# Kimber Warrior question...



## slip (Nov 21, 2009)

Okay..This pistol has the potential to be my first pistol once I get my FOID card (IL ftl)...

Anyway, I'm thinking about getting the Warrior, obviously. My question is does it have a replacement breachface to hold a .40 and do they sell magazines in .40 for the warrior? 

Thanks!


----------



## VAMarine (Dec 25, 2008)

You'd have to order a whole new slide and barrel assembly for the .40 and probably have them fitted to the frame. Magazines are the easy part, you can get those from MecGar, Tripp Research, Metal Form and a few others.


----------



## slip (Nov 21, 2009)

Thank you. Guess it's not worth it


----------



## VAMarine (Dec 25, 2008)

Why not just buy a 1911 chambered in .40?

What was your original idea and why is it not worth it?


----------



## dondavis3 (Aug 2, 2009)

+1 VAMarine 

:smt1099


----------



## slip (Nov 21, 2009)

VAMarine said:


> Why not just buy a 1911 chambered in .40?
> 
> What was your original idea and why is it not worth it?

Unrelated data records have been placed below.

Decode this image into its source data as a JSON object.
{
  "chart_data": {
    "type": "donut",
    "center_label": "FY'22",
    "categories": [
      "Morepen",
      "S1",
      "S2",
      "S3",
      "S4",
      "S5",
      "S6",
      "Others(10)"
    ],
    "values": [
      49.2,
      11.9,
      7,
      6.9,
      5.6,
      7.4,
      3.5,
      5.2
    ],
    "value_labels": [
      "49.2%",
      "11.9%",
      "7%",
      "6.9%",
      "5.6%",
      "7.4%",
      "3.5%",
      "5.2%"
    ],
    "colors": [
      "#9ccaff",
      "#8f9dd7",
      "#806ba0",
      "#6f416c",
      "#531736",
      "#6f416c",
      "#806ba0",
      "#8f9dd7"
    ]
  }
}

Well I like the looks and feel of the Warrior; I wouldn't want another kind, at least not for now.

Can I request that they have it set up for .40?

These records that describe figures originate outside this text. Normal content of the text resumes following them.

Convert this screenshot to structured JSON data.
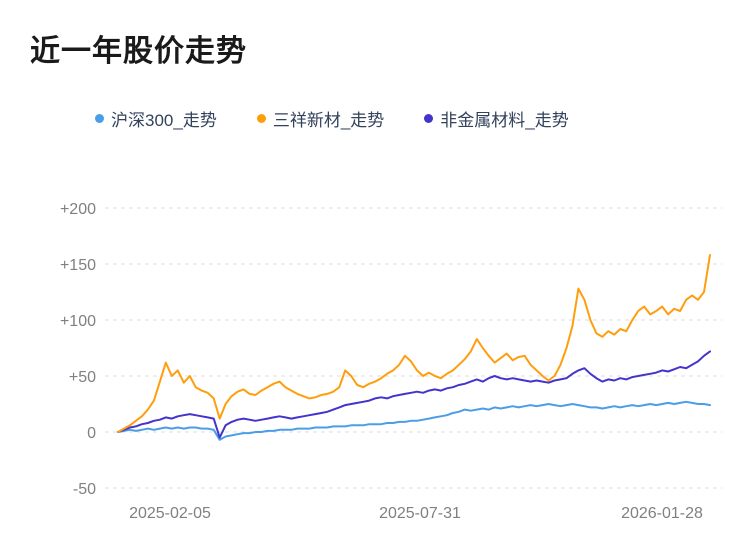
{
  "page": {
    "title": "近一年股价走势"
  },
  "legend": [
    {
      "label": "沪深300_走势",
      "color": "#4a9ee8"
    },
    {
      "label": "三祥新材_走势",
      "color": "#ff9e0d"
    },
    {
      "label": "非金属材料_走势",
      "color": "#4433cc"
    }
  ],
  "chart_data": {
    "type": "line",
    "title": "近一年股价走势",
    "ylabel": "",
    "xlabel": "",
    "ylim": [
      -50,
      200
    ],
    "grid": "horizontal-dashed",
    "legend_position": "top",
    "x_tick_labels": [
      "2025-02-05",
      "2025-07-31",
      "2026-01-28"
    ],
    "y_ticks": [
      {
        "value": 200,
        "label": "+200"
      },
      {
        "value": 150,
        "label": "+150"
      },
      {
        "value": 100,
        "label": "+100"
      },
      {
        "value": 50,
        "label": "+50"
      },
      {
        "value": 0,
        "label": "0"
      },
      {
        "value": -50,
        "label": "-50"
      }
    ],
    "series": [
      {
        "name": "沪深300_走势",
        "color": "#4a9ee8",
        "values": [
          0,
          1,
          2,
          1,
          2,
          3,
          2,
          3,
          4,
          3,
          4,
          3,
          4,
          4,
          3,
          3,
          2,
          -7,
          -4,
          -3,
          -2,
          -1,
          -1,
          0,
          0,
          1,
          1,
          2,
          2,
          2,
          3,
          3,
          3,
          4,
          4,
          4,
          5,
          5,
          5,
          6,
          6,
          6,
          7,
          7,
          7,
          8,
          8,
          9,
          9,
          10,
          10,
          11,
          12,
          13,
          14,
          15,
          17,
          18,
          20,
          19,
          20,
          21,
          20,
          22,
          21,
          22,
          23,
          22,
          23,
          24,
          23,
          24,
          25,
          24,
          23,
          24,
          25,
          24,
          23,
          22,
          22,
          21,
          22,
          23,
          22,
          23,
          24,
          23,
          24,
          25,
          24,
          25,
          26,
          25,
          26,
          27,
          26,
          25,
          25,
          24
        ]
      },
      {
        "name": "非金属材料_走势",
        "color": "#4433cc",
        "values": [
          0,
          2,
          4,
          5,
          7,
          8,
          10,
          11,
          13,
          12,
          14,
          15,
          16,
          15,
          14,
          13,
          12,
          -5,
          6,
          9,
          11,
          12,
          11,
          10,
          11,
          12,
          13,
          14,
          13,
          12,
          13,
          14,
          15,
          16,
          17,
          18,
          20,
          22,
          24,
          25,
          26,
          27,
          28,
          30,
          31,
          30,
          32,
          33,
          34,
          35,
          36,
          35,
          37,
          38,
          37,
          39,
          40,
          42,
          43,
          45,
          47,
          45,
          48,
          50,
          48,
          47,
          48,
          47,
          46,
          45,
          46,
          45,
          44,
          46,
          47,
          48,
          52,
          55,
          57,
          52,
          48,
          45,
          47,
          46,
          48,
          47,
          49,
          50,
          51,
          52,
          53,
          55,
          54,
          56,
          58,
          57,
          60,
          63,
          68,
          72
        ]
      },
      {
        "name": "三祥新材_走势",
        "color": "#ff9e0d",
        "values": [
          0,
          3,
          6,
          10,
          14,
          20,
          28,
          45,
          62,
          50,
          55,
          44,
          50,
          40,
          37,
          35,
          30,
          12,
          25,
          32,
          36,
          38,
          34,
          33,
          37,
          40,
          43,
          45,
          40,
          37,
          34,
          32,
          30,
          31,
          33,
          34,
          36,
          40,
          55,
          50,
          42,
          40,
          43,
          45,
          48,
          52,
          55,
          60,
          68,
          63,
          55,
          50,
          53,
          50,
          48,
          52,
          55,
          60,
          65,
          72,
          83,
          75,
          68,
          62,
          66,
          70,
          64,
          67,
          68,
          60,
          55,
          50,
          46,
          50,
          60,
          75,
          95,
          128,
          118,
          100,
          88,
          85,
          90,
          87,
          92,
          90,
          100,
          108,
          112,
          105,
          108,
          112,
          105,
          110,
          108,
          118,
          122,
          118,
          125,
          158
        ]
      }
    ]
  }
}
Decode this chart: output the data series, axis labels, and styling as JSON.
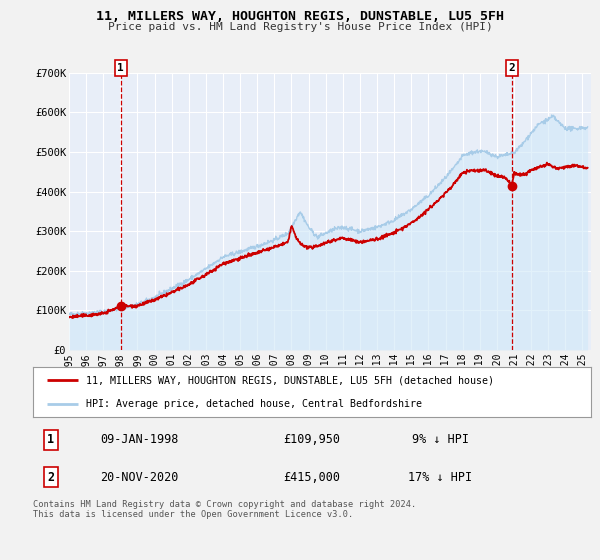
{
  "title": "11, MILLERS WAY, HOUGHTON REGIS, DUNSTABLE, LU5 5FH",
  "subtitle": "Price paid vs. HM Land Registry's House Price Index (HPI)",
  "hpi_label": "HPI: Average price, detached house, Central Bedfordshire",
  "property_label": "11, MILLERS WAY, HOUGHTON REGIS, DUNSTABLE, LU5 5FH (detached house)",
  "property_color": "#cc0000",
  "hpi_color": "#a8cce8",
  "hpi_fill_color": "#d0e8f8",
  "background_color": "#f2f2f2",
  "plot_bg_color": "#e8eef8",
  "grid_color": "#ffffff",
  "sale1_price": 109950,
  "sale1_vline_x": 1998.03,
  "sale2_price": 415000,
  "sale2_vline_x": 2020.89,
  "sale1_info": "09-JAN-1998",
  "sale1_amount": "£109,950",
  "sale1_hpi": "9% ↓ HPI",
  "sale2_info": "20-NOV-2020",
  "sale2_amount": "£415,000",
  "sale2_hpi": "17% ↓ HPI",
  "ylim_min": 0,
  "ylim_max": 700000,
  "xlim_min": 1995.0,
  "xlim_max": 2025.5,
  "footer": "Contains HM Land Registry data © Crown copyright and database right 2024.\nThis data is licensed under the Open Government Licence v3.0.",
  "yticks": [
    0,
    100000,
    200000,
    300000,
    400000,
    500000,
    600000,
    700000
  ],
  "ytick_labels": [
    "£0",
    "£100K",
    "£200K",
    "£300K",
    "£400K",
    "£500K",
    "£600K",
    "£700K"
  ],
  "xticks": [
    1995,
    1996,
    1997,
    1998,
    1999,
    2000,
    2001,
    2002,
    2003,
    2004,
    2005,
    2006,
    2007,
    2008,
    2009,
    2010,
    2011,
    2012,
    2013,
    2014,
    2015,
    2016,
    2017,
    2018,
    2019,
    2020,
    2021,
    2022,
    2023,
    2024,
    2025
  ]
}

I wanted to use this in USPSA in .40 so I can hold more than 8, but I guess there IS a single stack division


----------



## VAMarine (Dec 25, 2008)

slip said:


> Well I like the looks and feel of the Warrior; I wouldn't want another kind, at least not for now.
> 
> Can I request that they have it set up for .40?
> 
> I wanted to use this in USPSA in .40 so I can hold more than 8, but I guess there IS a single stack division


That would be a custom order and cost a heck of a lot more. With a .40 you're only getting one more round than a .45. It won't make that big a difference. Having had two Kimbers in .40, you're MUCH better off NOT getting a .40 from them.

Check out Fusion Firearms, they'll build you anything you want at a fair price, they bent over backwards for me on building the spec sheet for what I plan to order. Note I said FAIR price, granted if you were to buy a Warrior and have it switched over to .40, you'd probably be close to the cost of a Fusion 1911.

Also, if you're looking for a USPSA gun, have you checked out the Para Ordnance P16-40? It's a double stack that holds 16rds, you can shoot production with it no problem.

Edited to add:

There are also good selections in .40 from Dan Wesson and STI.


----------



## txgolfer45 (Jun 24, 2009)

If you are set on a .40, get an STI Trojan and then change the grips to look like Warrior grips.


----------